La situation est simple. Chaque employeur effectue des retenues à la source pour chacun de vos emplois. Il faut d’abord savoir que les cotisations de l’employé (5,55%) et celles de l’employeur (5,55%) s’appliquent sur le revenu excédant l’exemption générale de 3 500$. Si un employé gagne, par exemple, 50 000$, la cotisation de l’employé sera de 5,55 % de 46 500$ (50 000 moins 3 500).
Si vous gagnez, au total du revenu des deux emplois, moins que le MGA, il n’y a aucune cotisation perdue. Vos employeurs sauvent chacun les cotisations sur l’exemption générale (3 500$) alors qu’un seul employeur n’aurait bénéficié que d’une seule exemption si vous n’aviez eu qu’une seule source de revenus. De votre côté, vous bénéficiez également de deux fois l’exemption générale. Vous devrez donc combler ce manque, de 192,50 $ en 2019, sur votre déclaration de revenus.
Par contre, si vos revenus des deux emplois dépassent de 3500 $ le MGA, des cotisations de l’employeur seront carrément perdues.
Par exemple, si votre revenu est de 40 000 $ pour un emploi et de 30 000 $ pour un autre emploi.

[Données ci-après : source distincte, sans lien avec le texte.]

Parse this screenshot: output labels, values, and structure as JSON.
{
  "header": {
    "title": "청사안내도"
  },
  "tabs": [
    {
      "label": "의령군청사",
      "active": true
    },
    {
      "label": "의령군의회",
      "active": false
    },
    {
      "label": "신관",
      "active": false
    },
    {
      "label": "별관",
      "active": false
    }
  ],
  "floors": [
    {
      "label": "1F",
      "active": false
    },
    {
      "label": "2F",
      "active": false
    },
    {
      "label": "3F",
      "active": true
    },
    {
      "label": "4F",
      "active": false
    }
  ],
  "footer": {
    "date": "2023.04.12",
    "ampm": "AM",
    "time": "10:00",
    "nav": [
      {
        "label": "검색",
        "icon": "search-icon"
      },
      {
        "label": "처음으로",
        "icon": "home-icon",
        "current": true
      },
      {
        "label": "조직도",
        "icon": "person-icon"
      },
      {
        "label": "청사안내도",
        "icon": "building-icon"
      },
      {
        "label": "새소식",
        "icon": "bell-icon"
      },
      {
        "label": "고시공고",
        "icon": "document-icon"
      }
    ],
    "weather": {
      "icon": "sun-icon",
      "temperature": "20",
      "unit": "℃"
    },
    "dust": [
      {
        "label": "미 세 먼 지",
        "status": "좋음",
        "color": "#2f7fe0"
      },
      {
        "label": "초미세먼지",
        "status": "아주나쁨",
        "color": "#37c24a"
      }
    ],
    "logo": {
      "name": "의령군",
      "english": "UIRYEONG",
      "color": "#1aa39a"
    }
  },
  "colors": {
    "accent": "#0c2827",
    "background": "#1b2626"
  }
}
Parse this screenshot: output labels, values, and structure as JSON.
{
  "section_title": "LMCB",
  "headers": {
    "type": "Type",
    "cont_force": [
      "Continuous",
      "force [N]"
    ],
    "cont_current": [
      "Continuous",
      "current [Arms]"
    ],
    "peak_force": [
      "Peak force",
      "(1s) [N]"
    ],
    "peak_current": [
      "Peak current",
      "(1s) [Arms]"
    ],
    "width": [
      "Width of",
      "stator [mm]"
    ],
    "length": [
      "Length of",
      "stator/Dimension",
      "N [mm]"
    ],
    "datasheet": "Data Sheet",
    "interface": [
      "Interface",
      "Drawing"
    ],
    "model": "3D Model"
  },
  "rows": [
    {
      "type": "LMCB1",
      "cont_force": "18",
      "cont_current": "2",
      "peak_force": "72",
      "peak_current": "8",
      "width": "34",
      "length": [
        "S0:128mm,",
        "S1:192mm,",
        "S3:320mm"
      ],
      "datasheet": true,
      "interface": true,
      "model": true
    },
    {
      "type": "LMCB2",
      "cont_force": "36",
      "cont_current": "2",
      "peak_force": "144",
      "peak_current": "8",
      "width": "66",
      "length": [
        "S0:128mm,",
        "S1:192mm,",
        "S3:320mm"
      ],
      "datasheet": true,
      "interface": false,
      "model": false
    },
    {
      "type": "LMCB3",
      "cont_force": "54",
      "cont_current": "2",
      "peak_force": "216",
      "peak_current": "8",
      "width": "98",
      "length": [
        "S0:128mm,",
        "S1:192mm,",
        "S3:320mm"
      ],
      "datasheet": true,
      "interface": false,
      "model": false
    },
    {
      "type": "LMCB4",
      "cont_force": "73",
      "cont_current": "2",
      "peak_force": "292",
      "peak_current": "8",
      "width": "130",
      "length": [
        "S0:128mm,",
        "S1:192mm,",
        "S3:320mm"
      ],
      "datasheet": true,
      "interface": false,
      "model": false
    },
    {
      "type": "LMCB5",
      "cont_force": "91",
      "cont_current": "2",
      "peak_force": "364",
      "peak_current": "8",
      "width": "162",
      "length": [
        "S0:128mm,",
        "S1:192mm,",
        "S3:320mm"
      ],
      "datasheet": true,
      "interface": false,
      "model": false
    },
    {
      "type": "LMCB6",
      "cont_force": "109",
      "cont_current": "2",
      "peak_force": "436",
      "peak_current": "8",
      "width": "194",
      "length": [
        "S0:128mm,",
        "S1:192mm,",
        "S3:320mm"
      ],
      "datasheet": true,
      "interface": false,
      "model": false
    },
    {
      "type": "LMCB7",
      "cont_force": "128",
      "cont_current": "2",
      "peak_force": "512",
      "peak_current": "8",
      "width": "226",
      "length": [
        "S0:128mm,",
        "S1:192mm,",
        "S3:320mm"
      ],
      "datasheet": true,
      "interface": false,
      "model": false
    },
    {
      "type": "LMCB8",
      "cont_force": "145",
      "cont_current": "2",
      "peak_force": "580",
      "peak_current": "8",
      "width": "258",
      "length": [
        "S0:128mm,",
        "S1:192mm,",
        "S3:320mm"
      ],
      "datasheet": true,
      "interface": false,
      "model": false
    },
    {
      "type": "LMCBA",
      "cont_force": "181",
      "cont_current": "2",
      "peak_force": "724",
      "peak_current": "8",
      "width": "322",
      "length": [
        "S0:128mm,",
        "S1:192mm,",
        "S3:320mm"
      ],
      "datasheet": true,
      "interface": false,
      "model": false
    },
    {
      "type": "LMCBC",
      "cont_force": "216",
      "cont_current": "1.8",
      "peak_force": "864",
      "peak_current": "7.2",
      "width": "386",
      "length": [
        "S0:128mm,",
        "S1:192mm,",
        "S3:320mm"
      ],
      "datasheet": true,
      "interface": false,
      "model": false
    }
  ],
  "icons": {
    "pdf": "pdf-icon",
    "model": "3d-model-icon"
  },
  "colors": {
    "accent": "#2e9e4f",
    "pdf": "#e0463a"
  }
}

Les cotisations de l’employeur seront calculées comme suit :
Emploi 1: 5,55 % X (40 000 – 3 500) = 2 025,75$
Emploi 2: 5,55 % X (30 000 – 3 500) = 1 457,50$
Le total donne donc 3 483,25$. Si vous n’aviez eu qu’un seul employeur, la cotisation de ce dernier n’aurait pas excédé 5,55 % de 53 900$ (MGA de 57 400 – 3 500), soit 2 964,50$. Un « cadeau » de 518,75$ est ainsi fait au régime par vos employeurs. Les deux au total, aucun en particulier – à moins que ça vous fasse plaisir de l’attribuer à l’un d’eux, mais ça reste dans votre tête.
Pour les cotisations d’un employé, dans cette situation, il faut comprendre qu’elles seront payées en trop pendant l’année, mais elles feront l’objet d’une correction sur la déclaration de revenus, pour rendre le tout identique à une situation où on n’a qu’un seul employeur. Il existe des lignes pour ces cotisations payées en trop.
Voilà. Même si ces situations ne sont pas fréquentes, vous les connaissez maintenant.